State Medicaid programs pay lower prices for drugs because they have special but complex protections in federal law. Under the law, Medicaid programs pay the “best price” offered to any other payer for each drug, with a few exceptions, and at least 23.1% off the list price on new drugs, 13% off generics and a supplemental discount if prices rise faster than general US inflation. However, Medicaid must cover all drugs with few exceptions. Recently, there have been changes to widen “best price” definitions to promote value-based pricing arrangements that may improve access to new but costly treatments, but these provisions may also increase Medicaid’s drug costs.

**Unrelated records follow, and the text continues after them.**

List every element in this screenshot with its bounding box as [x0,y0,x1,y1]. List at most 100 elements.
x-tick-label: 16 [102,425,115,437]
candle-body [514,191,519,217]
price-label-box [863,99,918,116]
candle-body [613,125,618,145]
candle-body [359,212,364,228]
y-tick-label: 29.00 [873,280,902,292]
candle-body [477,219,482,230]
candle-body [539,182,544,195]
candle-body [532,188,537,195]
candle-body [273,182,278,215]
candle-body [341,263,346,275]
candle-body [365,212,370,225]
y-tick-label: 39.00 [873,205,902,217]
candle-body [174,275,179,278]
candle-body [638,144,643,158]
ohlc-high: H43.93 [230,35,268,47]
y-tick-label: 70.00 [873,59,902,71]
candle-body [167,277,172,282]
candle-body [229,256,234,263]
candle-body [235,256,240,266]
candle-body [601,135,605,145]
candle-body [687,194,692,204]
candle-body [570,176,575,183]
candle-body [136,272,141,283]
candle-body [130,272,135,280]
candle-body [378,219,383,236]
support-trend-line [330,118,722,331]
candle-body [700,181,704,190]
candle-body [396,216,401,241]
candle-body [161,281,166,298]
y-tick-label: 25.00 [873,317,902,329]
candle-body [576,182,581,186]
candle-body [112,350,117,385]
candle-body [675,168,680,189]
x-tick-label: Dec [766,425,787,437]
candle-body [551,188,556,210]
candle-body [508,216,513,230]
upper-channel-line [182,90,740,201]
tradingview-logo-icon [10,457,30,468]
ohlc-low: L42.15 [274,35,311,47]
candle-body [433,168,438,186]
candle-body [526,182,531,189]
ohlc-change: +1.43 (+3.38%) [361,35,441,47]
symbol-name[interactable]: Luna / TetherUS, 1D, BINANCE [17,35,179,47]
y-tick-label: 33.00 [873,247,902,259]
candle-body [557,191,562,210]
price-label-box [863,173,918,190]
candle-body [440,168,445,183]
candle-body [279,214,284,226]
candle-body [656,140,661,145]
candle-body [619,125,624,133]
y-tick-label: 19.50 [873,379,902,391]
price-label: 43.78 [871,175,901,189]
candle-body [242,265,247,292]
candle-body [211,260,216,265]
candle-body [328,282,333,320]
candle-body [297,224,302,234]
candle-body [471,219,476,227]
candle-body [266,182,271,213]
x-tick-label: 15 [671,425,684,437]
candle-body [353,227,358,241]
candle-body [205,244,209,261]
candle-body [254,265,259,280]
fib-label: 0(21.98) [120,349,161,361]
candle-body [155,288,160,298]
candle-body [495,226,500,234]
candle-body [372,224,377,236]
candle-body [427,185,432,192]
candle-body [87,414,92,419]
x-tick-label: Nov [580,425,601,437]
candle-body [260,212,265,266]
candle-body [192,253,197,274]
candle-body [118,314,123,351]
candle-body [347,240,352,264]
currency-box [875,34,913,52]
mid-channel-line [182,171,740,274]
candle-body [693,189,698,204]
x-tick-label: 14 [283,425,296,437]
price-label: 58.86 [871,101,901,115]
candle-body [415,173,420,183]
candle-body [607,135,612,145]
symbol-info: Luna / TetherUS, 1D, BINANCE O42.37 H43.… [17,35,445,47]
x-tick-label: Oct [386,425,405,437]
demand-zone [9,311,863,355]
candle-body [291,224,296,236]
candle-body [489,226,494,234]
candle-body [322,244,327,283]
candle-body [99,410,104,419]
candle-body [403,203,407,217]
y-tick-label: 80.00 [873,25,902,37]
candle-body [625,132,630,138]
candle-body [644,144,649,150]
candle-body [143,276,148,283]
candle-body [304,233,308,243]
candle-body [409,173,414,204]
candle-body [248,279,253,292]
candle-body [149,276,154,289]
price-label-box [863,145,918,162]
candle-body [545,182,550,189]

  • CMS is planning how to negotiate Medicare drug prices
    • Calls for Congress to
      • Close loopholes to make generics more available
      • Make drug companies justify high price increases
      • Set prices for drugs that have little or no competition based on prices in other high-income countries
    • Calls for PBM reforms include more transparency in contracts, requiring they pass on rebate savings to insurers or patients, and banning spread pricing
    •  In the absence of federal progress on drug pricing, states have taken the lead considering, and in some cases passing, policies to lower drug costs including
      • Creation of Prescription Drug Affordability Boards – Boards of independent experts appointed by government to identify extreme drug prices and increases, with varying levels of power to reduce them
      • Taxing excessive drug company price increases – Governor Lamont proposed this in the 2021 and 2020 legislative sessions, but it did not pass
      • Using Canadian drug prices as a reference that prices cannot exceed in the state
      • Importing drugs from Canada
    • The drug industry’s proposals to make prices more affordable for consumers include capping and reducing patient out-of-pocket costs, insurers covering more drugs earlier in the approval process, PBMs sharing savings with patients at the pharmacy counter, and increasing incentives for drug companies to develop innovative drugs.
      • These initiatives would only lower direct out-of-pocket costs for the patients using the drugs. It would not lower the total costs of drugs. Insurance premiums and taxes, paid by consumers and employers, could rise under these provisions.